The FCC issued a public notice last week inviting comment on the interagency agreement between the FCC, USDA and NTIA on coordinating broadband efforts. The comments will inform a report to Congress on findings and potential improvements to the agreement.
As per the public notice, the request for comment is in line with the Broadband Interagency Coordination Act of 2020 (BICA), which required the aforementioned agencies to coordinate on funding distribution for broadband deployments.
"Pursuant to the BICA, we seek comment on the effectiveness of the BICA agreement in facilitating efficient use of funds for broadband deployment," reads the public notice. "The agreement has established a formal channel for information sharing and coordination among the Agencies, bolstering the Agencies' existing dialogue, and has contributed to an expanded awareness of the details of funding programs. Commenters should address any suggestions for improving the effectiveness of this arrangement."
Specifically, the BICA mandated that the FCC seek public input on the following:
The effectiveness of the agreement in facilitating the efficient distribution of funds
The availability and interagency use of broadband deployment data
Any suggested improvements to the interagency coordination agreement
In line with BICA, the FCC, USDA and NTIA entered into an initial agreement in June 2021 to coordinate on the distribution of funds for broadband. In May 2022, they announced an additional agreement "to share information about and collaborate regarding the collection and reporting of certain data and metrics relating to broadband deployment."

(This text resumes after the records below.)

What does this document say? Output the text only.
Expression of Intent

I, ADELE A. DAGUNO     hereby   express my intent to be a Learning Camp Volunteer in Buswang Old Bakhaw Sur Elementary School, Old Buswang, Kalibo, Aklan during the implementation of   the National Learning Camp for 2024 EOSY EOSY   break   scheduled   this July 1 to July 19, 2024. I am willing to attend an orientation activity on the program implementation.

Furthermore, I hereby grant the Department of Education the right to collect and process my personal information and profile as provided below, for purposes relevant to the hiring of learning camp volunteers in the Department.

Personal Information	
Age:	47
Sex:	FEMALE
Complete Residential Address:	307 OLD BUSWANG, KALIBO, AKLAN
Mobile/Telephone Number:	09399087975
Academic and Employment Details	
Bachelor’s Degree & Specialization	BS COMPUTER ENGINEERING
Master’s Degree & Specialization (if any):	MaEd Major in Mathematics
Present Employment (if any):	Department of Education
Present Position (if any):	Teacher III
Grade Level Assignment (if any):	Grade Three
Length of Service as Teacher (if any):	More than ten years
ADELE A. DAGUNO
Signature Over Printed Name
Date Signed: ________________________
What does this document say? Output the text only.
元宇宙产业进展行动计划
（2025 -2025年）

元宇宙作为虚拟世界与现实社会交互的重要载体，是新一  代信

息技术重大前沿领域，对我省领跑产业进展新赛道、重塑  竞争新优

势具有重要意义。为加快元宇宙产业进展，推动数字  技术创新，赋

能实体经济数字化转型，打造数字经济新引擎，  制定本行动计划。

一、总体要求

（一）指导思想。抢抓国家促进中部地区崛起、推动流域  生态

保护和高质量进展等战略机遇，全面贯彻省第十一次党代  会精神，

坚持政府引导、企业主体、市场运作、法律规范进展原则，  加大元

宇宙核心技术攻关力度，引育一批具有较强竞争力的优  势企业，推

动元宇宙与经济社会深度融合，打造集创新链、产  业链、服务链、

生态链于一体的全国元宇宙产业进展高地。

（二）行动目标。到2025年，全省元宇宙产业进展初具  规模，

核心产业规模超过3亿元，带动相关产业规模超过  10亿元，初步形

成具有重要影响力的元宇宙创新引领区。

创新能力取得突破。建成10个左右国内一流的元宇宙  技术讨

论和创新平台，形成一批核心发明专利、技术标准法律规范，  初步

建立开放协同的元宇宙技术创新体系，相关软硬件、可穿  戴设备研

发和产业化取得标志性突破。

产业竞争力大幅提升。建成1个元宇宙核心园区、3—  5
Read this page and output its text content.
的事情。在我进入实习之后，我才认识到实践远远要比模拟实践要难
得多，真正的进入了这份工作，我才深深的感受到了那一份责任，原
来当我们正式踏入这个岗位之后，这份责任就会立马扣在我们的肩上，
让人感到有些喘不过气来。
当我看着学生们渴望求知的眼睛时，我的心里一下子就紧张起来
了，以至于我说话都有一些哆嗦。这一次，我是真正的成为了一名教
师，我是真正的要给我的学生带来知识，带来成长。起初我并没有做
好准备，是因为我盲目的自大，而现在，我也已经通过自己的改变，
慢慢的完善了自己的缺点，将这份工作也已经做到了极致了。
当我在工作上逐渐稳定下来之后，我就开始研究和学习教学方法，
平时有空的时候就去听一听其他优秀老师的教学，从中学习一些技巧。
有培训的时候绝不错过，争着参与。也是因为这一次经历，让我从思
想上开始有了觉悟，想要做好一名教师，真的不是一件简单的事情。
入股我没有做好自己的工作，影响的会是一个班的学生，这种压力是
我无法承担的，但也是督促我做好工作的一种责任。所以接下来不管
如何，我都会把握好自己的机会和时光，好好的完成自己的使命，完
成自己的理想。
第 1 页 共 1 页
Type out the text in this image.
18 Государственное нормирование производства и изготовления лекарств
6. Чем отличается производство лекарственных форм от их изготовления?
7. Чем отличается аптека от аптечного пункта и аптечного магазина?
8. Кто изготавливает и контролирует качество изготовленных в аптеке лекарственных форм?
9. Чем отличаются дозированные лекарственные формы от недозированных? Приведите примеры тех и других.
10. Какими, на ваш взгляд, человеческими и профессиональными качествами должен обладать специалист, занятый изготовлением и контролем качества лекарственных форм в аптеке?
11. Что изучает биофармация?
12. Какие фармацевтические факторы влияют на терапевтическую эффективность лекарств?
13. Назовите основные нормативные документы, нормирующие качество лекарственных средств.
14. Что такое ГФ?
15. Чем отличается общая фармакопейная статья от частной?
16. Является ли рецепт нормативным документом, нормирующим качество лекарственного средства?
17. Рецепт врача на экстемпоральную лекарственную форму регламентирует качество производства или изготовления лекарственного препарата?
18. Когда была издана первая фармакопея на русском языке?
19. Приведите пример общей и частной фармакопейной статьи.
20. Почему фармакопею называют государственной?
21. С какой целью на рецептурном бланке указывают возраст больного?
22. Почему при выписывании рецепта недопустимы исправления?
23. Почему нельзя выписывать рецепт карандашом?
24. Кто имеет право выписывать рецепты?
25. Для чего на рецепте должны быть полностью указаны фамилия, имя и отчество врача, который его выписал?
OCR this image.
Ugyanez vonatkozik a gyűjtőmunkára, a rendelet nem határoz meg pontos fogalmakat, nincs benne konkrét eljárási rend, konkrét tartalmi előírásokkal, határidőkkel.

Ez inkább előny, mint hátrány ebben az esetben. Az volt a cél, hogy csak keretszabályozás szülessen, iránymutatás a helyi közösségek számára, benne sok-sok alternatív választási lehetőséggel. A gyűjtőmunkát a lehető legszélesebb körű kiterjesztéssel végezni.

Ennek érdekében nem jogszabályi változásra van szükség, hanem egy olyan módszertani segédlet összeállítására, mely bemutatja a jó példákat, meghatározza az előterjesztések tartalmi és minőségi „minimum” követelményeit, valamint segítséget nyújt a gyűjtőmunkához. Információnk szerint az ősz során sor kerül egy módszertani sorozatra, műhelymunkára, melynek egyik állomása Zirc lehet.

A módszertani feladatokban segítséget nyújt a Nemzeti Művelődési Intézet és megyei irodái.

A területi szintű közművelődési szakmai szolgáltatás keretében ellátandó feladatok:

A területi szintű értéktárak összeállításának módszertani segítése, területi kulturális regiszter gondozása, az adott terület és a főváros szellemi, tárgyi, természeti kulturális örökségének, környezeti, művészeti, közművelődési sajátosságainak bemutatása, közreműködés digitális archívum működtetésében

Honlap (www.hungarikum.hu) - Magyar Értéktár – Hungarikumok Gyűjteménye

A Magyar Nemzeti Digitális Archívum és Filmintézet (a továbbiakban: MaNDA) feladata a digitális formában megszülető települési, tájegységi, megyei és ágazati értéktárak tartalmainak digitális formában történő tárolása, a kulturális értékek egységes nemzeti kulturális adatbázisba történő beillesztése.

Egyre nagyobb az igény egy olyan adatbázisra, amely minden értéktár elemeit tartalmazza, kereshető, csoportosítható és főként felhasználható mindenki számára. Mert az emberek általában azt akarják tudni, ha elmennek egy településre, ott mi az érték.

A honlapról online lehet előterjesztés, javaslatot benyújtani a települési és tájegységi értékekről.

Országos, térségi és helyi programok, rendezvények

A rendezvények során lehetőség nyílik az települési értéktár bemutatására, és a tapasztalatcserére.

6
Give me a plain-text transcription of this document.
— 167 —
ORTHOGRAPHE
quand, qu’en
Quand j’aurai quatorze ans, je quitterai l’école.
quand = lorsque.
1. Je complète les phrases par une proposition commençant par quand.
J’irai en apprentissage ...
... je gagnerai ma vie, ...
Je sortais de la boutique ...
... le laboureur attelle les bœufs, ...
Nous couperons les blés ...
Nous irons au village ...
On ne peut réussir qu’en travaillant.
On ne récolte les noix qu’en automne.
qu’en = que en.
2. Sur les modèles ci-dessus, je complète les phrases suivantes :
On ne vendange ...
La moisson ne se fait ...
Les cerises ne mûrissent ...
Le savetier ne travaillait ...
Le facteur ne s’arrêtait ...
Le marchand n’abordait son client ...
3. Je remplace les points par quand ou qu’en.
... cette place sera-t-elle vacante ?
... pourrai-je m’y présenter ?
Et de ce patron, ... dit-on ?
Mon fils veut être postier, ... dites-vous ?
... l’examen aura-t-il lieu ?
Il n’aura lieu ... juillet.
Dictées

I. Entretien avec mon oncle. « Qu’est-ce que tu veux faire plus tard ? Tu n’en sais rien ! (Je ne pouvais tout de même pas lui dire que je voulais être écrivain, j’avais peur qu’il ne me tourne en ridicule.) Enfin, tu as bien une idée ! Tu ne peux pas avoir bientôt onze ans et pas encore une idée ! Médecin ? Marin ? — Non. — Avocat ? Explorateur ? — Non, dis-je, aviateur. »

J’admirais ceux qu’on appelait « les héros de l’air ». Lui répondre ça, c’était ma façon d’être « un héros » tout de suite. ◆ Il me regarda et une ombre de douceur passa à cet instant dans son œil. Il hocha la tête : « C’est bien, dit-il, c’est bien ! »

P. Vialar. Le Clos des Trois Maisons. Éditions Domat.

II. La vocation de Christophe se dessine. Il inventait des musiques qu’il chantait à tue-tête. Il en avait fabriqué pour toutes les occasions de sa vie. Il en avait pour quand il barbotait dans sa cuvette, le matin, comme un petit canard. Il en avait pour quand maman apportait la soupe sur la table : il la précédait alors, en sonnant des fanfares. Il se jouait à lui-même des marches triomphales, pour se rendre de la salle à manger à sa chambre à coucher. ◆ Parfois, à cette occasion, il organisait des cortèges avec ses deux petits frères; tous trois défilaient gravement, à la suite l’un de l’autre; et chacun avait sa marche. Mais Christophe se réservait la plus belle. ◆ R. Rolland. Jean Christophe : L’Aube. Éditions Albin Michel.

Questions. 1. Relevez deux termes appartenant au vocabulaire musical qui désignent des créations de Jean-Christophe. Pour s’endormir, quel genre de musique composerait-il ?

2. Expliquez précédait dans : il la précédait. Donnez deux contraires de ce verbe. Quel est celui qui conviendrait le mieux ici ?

'Fragmented and overlapping'
Overlapping federal broadband efforts and the need for more agency coordination was the subject of a recent report from the Government Accountability Office (GAO).
The report, commissioned in 2020, found over 100 federal broadband programs administered by 15 agencies and called the US approach to broadband "fragmented and overlapping."
Indeed, the BICA is just one piece of legislation passed in 2020 attempting to improve the federal government's assessment and subsidization of broadband networks. The Broadband Data Act, passed in March 2020, mandated an overhaul of how the FCC quantifies and maps broadband access in the US. A new map from the agency – which will determine how future federal funds are distributed – is still in the works and the subject of some industry consternation.
Noting the forthcoming new map, the FCC said it's also seeking comment on "whether there are other sources of data on broadband deployment that should be considered as part of interagency coordination efforts, as well as how these resources can be used most effectively by the Agencies and other stakeholders to promote efficient, effective use of broadband funds."
According to the public notice, interested parties have until August 16, 2022, to submit comments; after which the FCC is required to submit a report to Congress on findings and policy recommendations.